Introduction

Fybrik is a cloud native platform to unify data access and governance, enabling business agility while securing enterprise data. By providing access and use of data only via the platform, Fybrik brings together access and governance for data, greatly reducing risk of data loss.

Fybrik allows:

Data users to use data in a self-service model without manual processes, without needing to confer with data stewards, and without dealing with credentials. Use common tools and frameworks for reading from and exporting data to data lakes or data warehouses.
Data stewards to control data usage by applications. Use the organization's policy manager and data catalog of choice and let Fybrik automatically enforce data governance policies, whether they be based on laws, industry standards or enterprise policies.
Data operators to automate data lifecycle management removing the need for manual processes and custom jobs created by data operators, providing them with config policies to optimize the data flows orchestrated by fybrik.

How does it work?

Concept

The inputs to Fybrik are declarative definitions with separation of aspects:

Data stewards input definitions related to data governance and security
Data users input definitions related to data usage in the business logic of their applications
Data operators input definitions related to infrastructure and available resources

Upon creation or change of any definition, Fybrik compiles together relevant inputs into a plotter describing the flow of data between the application and the data sources/destinations (data plane). The plotter augments the application workload and data sources with additional services and functions packed as pluggable modules. This creates a data path that:

Integrates business logic with non-functional data centric requirements such as enabling data access regardless of its physical location, caching, lineage tracking, etc.
Enforces governance relating to the data and its lifecycle; including limiting what data the business logic can access, performing transformations as needed, controlling what the business logic can export and to where
Makes data available in locations where it is needed. Thus, in a multi cluster scenario it may copy data from one location to another, something known as an implicit copy. The implicit copy is deleted when no longer needed.

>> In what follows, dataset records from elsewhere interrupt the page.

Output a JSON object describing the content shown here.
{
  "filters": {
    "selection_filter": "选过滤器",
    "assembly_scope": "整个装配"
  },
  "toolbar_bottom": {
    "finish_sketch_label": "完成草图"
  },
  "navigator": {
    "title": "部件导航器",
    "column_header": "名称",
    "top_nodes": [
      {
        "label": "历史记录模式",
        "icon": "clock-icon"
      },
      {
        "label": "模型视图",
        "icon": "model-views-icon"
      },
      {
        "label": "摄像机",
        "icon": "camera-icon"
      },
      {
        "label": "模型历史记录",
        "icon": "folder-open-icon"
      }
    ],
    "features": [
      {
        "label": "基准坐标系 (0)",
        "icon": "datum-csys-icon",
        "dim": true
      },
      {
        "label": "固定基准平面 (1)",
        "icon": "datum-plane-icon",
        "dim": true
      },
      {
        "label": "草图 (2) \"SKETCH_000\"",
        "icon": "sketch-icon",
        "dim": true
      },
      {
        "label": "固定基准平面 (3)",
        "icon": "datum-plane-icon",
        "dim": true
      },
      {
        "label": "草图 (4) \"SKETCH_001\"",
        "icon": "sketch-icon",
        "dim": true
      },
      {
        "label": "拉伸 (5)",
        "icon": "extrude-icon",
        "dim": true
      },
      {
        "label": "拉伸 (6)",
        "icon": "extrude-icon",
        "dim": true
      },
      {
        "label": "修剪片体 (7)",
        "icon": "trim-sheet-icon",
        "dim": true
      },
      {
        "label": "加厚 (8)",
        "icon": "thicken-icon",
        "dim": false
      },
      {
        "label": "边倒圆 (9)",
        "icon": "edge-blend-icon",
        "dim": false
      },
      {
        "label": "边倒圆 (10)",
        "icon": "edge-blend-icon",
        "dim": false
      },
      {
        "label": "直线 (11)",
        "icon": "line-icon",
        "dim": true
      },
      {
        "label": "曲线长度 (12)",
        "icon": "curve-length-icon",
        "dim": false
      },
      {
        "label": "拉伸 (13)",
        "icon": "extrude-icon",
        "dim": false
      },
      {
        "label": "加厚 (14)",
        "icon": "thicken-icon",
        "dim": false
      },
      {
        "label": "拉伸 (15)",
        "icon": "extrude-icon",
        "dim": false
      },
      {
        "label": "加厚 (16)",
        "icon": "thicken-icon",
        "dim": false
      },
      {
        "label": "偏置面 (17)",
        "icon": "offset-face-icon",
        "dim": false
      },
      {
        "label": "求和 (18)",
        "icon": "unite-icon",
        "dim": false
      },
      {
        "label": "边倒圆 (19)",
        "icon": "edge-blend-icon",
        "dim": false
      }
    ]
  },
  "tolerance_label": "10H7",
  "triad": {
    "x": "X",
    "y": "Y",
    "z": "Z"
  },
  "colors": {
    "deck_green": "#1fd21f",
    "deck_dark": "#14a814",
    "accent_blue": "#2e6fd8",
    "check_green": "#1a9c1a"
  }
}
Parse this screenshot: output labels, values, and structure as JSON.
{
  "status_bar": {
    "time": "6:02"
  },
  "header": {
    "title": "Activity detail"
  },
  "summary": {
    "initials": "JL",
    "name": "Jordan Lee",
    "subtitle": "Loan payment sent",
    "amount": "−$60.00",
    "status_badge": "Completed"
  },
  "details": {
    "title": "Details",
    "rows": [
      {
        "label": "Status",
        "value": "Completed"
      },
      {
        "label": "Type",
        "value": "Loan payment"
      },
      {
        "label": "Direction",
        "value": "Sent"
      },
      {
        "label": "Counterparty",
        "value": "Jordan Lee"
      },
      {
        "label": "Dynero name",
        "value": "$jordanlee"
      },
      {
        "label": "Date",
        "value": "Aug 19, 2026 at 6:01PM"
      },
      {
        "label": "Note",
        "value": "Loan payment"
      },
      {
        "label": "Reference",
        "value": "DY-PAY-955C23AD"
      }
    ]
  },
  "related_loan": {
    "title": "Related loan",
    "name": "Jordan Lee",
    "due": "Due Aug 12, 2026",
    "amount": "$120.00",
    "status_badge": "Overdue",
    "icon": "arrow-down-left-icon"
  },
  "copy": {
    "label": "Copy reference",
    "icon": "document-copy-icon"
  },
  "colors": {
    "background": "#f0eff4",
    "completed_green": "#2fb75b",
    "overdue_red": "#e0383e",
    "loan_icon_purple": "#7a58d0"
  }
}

Fybrik is an open solution that can be extended to work with a wide range of tools and data stores. For example, the injectable modules and the connectors to external systems (e.g., to a data catalog) can all be third party.

The logic used by fybrik to generate the data planes is customizable. An organization can determine how best its infrastructure should be leveraged via config policies

Applications

Fybrik considers applications as first level entities. Before running a workload, an application needs to be registered to a Fybrik control plane by applying a FybrikApplication resource. This is the declarative definition provided by the data user. The registration provides context about the application such as the purpose for which it's running, the data assets that it accesses, and a selector to identify the workload. Additional context such as geo-location is extracted from the platform.

The actions taken by Fybrik are based on policies and the context of the application. Specifically, Fybrik does not consider end-users of an application. It is the responsibility of the application to implement mechanisms such as end user authentication if required, e.g. using Istio authorization with JWT.

There are specific situations in which there is no workload associated with a FybrikApplication resource. Examples of these are requests to ingest data into a governed environment, or (future) requests to clean up data in the governed environment based on data governance policies.

Security

While Fybrik handles enforcement of data governance policies, if one could access the data not through the platform then we lose control over data usage.

For this reason, Fybrik does not let user applications ever observe data access credentials, neither for externally created data assets nor for data assets created by the Fybrik control plane and applications running in it.

Instead, modules run in the data path to handle access to data, including passing the data access credentials to upstream data stores. Security is preserved by authorizing the applications based on their Pod identities.

Multicluster

Fybrik supports data paths that access data stores that are external to the cluster such as cloud managed object stores or databases as well as data stores within the cluster such as databases running in Kubernetes. All applications and modules however will run within a cluster that has Fybrik installed.

Multi-cloud and hybrid cloud scenarios are supported out of the box by running Fybrik in multiple Kubernetes clusters and configuring the manager to use a multi-cluster coordination mechanism such as Razee. This enables cases such as running, for example, transformations on-prem while creating an implicit copy of an on-prem SoR table to a public cloud storage system.